Enter Emma Donahoe. She’s a nanny. There’s nothing special about her — at least when the story begins. That is refreshing. The series also takes place in Hong Kong, a nice departure from the American cities I’m used to reading about in this genre. I’ve always loved Asian mythology but my knowledge leans toward the Japanese and Indian side – I am less familiar with the Chinese side, and so was very interested in what the author was able to present for the foundation of her world.
World Building. It is both excellent, and disappointing. The depth of detail on the mythology and its ties to the natural realm are wonderful, but know that they take up significant page-space. If you’re not into being presented a Mythology 101 course hidden within an Urban Fantasy novel, be wary. Unfortunately, for all the greatness the mythology brings to the story, the actual city of Hong Kong feels like an afterthought, a series of nodes representing locations that exist in and of themselves, but aren’t necessarily tied together into a cohesive, sprawling metropolis.
Romance. Don’t get me started on the romance in this series. This hexology is arguably as much Romance as Urban Fantasy.
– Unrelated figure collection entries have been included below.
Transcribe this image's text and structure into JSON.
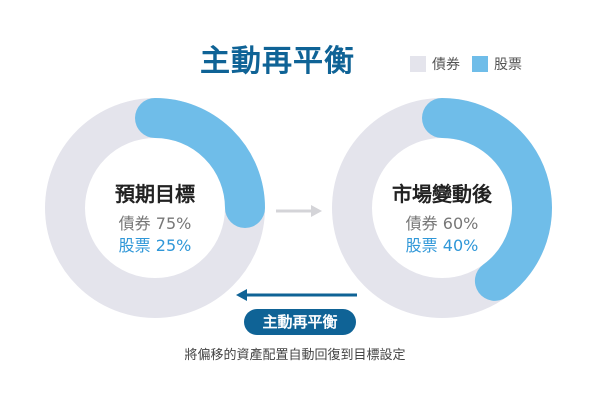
{
  "title": "主動再平衡",
  "legend": [
    {
      "label": "債券",
      "color": "#e4e4ec"
    },
    {
      "label": "股票",
      "color": "#6fbde9"
    }
  ],
  "colors": {
    "bond": "#e4e4ec",
    "stock": "#6fbde9",
    "accent": "#0f6396",
    "arrow_gray": "#d4d4d8"
  },
  "left_donut": {
    "label": "預期目標",
    "bond_text": "債券 75%",
    "stock_text": "股票 25%",
    "bond_pct": 75,
    "stock_pct": 25
  },
  "right_donut": {
    "label": "市場變動後",
    "bond_text": "債券 60%",
    "stock_text": "股票 40%",
    "bond_pct": 60,
    "stock_pct": 40
  },
  "rebalance_badge": "主動再平衡",
  "caption": "將偏移的資產配置自動回復到目標設定"
}
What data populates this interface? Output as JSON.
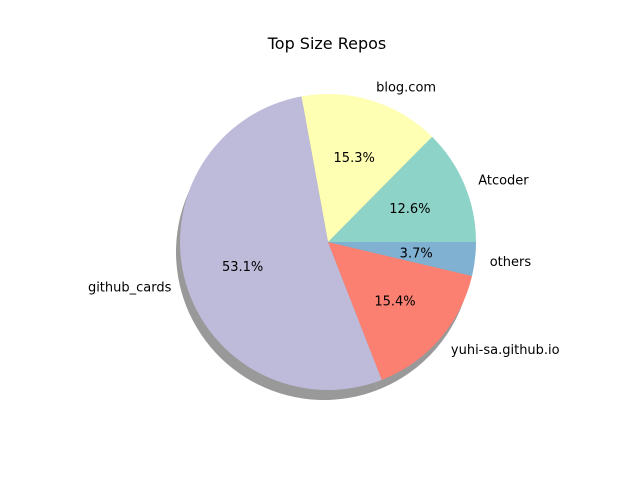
{
  "chart_data": {
    "type": "pie",
    "title": "Top Size Repos",
    "start_angle_deg": 0,
    "direction": "counterclockwise",
    "shadow": true,
    "slices": [
      {
        "label": "Atcoder",
        "value": 12.6,
        "pct_label": "12.6%",
        "color": "#8dd3c7"
      },
      {
        "label": "blog.com",
        "value": 15.3,
        "pct_label": "15.3%",
        "color": "#ffffb3"
      },
      {
        "label": "github_cards",
        "value": 53.1,
        "pct_label": "53.1%",
        "color": "#bebada"
      },
      {
        "label": "yuhi-sa.github.io",
        "value": 15.4,
        "pct_label": "15.4%",
        "color": "#fb8072"
      },
      {
        "label": "others",
        "value": 3.7,
        "pct_label": "3.7%",
        "color": "#80b1d3"
      }
    ]
  }
}
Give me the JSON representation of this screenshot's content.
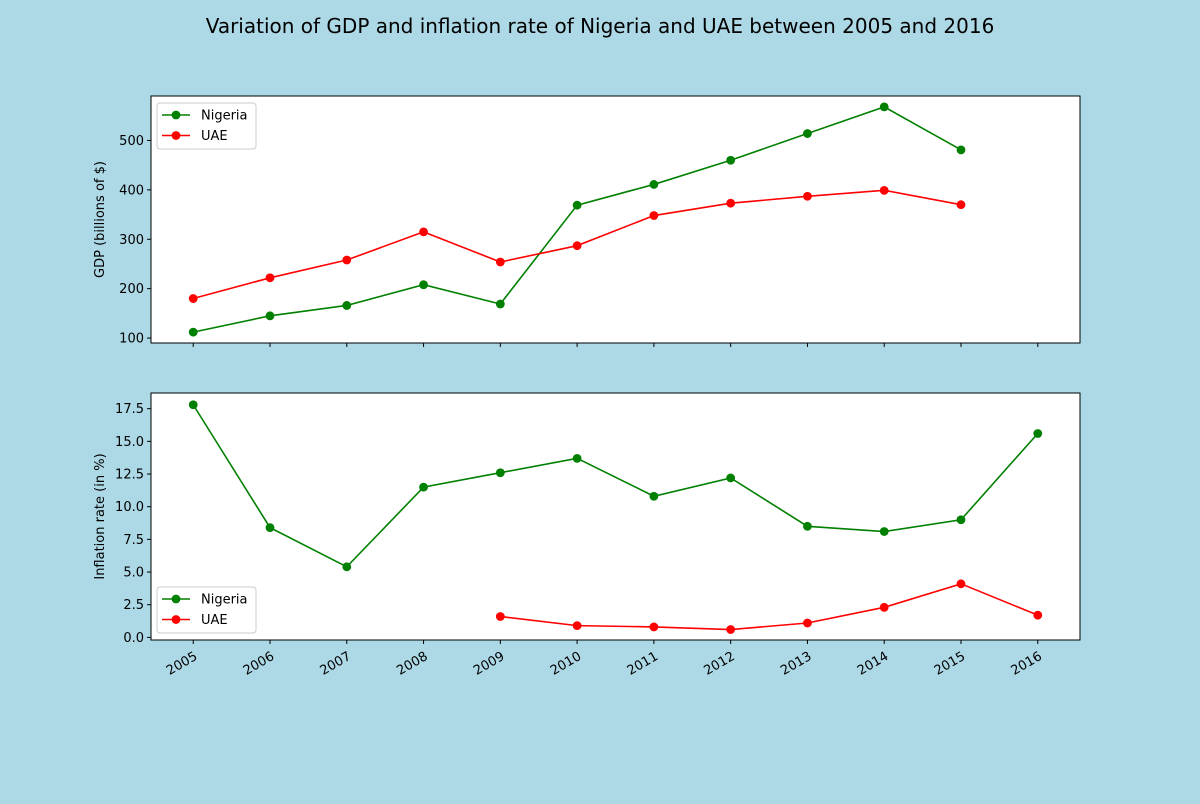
{
  "figure": {
    "title": "Variation of GDP and inflation rate of Nigeria and UAE between 2005 and 2016",
    "background": "#add8e6"
  },
  "chart_data": [
    {
      "type": "line",
      "title": "",
      "xlabel": "",
      "ylabel": "GDP (billions of $)",
      "x": [
        2005,
        2006,
        2007,
        2008,
        2009,
        2010,
        2011,
        2012,
        2013,
        2014,
        2015,
        2016
      ],
      "x_tick_labels": [
        "2005",
        "2006",
        "2007",
        "2008",
        "2009",
        "2010",
        "2011",
        "2012",
        "2013",
        "2014",
        "2015",
        "2016"
      ],
      "x_tick_labels_visible": false,
      "y_ticks": [
        100,
        200,
        300,
        400,
        500
      ],
      "y_tick_labels": [
        "100",
        "200",
        "300",
        "400",
        "500"
      ],
      "ylim": [
        90,
        590
      ],
      "grid": false,
      "legend": "upper-left",
      "series": [
        {
          "name": "Nigeria",
          "color": "#008000",
          "marker": "circle",
          "values": [
            112,
            145,
            166,
            208,
            169,
            369,
            411,
            460,
            514,
            568,
            481,
            null
          ]
        },
        {
          "name": "UAE",
          "color": "#ff0000",
          "marker": "circle",
          "values": [
            180,
            222,
            258,
            315,
            254,
            287,
            348,
            373,
            387,
            399,
            370,
            null
          ]
        }
      ]
    },
    {
      "type": "line",
      "title": "",
      "xlabel": "",
      "ylabel": "Inflation rate (in %)",
      "x": [
        2005,
        2006,
        2007,
        2008,
        2009,
        2010,
        2011,
        2012,
        2013,
        2014,
        2015,
        2016
      ],
      "x_tick_labels": [
        "2005",
        "2006",
        "2007",
        "2008",
        "2009",
        "2010",
        "2011",
        "2012",
        "2013",
        "2014",
        "2015",
        "2016"
      ],
      "x_tick_labels_visible": true,
      "x_tick_rotation_deg": 30,
      "y_ticks": [
        0,
        2.5,
        5,
        7.5,
        10,
        12.5,
        15,
        17.5
      ],
      "y_tick_labels": [
        "0.0",
        "2.5",
        "5.0",
        "7.5",
        "10.0",
        "12.5",
        "15.0",
        "17.5"
      ],
      "ylim": [
        -0.2,
        18.7
      ],
      "grid": false,
      "legend": "lower-left",
      "series": [
        {
          "name": "Nigeria",
          "color": "#008000",
          "marker": "circle",
          "values": [
            17.8,
            8.4,
            5.4,
            11.5,
            12.6,
            13.7,
            10.8,
            12.2,
            8.5,
            8.1,
            9.0,
            15.6
          ]
        },
        {
          "name": "UAE",
          "color": "#ff0000",
          "marker": "circle",
          "values": [
            null,
            null,
            null,
            null,
            1.6,
            0.9,
            0.8,
            0.6,
            1.1,
            2.3,
            4.1,
            1.7
          ]
        }
      ]
    }
  ]
}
Normally, that wouldn’t be a problem. I may sport an epic beard and a satisfying amount of chest hair, but I’m not going to shy away from the romantic story arcs (I winked, but you couldn’t see me. I don’t know why I winked. Moving on). Unfortunately, the author is relentless with the cheesiness of the romance. Some cheese is good. I like cheese. Unfortunately, this reaches Twilight levels of cheese in the romance at times, and it becomes redundant as each book and the series as a whole drags on. It’s simply too much, too often for me.
All that said, I still love this series overall, and definitely recommend giving it a try. The first book absolutely suffers from First Novel Syndrome but if you can make it through, you’ll find a flowing storm of Chinese mythological Urban Fantasy — albeit with a heavy dose of repetitive, in your face cheesy romance to weigh it down.
The entries in the series range from ratings of 2 to 5 with White Tiger being the weakest link. Unfortunately this is also the book that presents a first impression, and the series deserves attention through the second book before a decision is made.
If you liked this book…
You would probably also like the Demon Accords series by John Conroe. Both feature protagonists who seem to excel at what they do, and take a little while to explain why it is that they’re such naturals.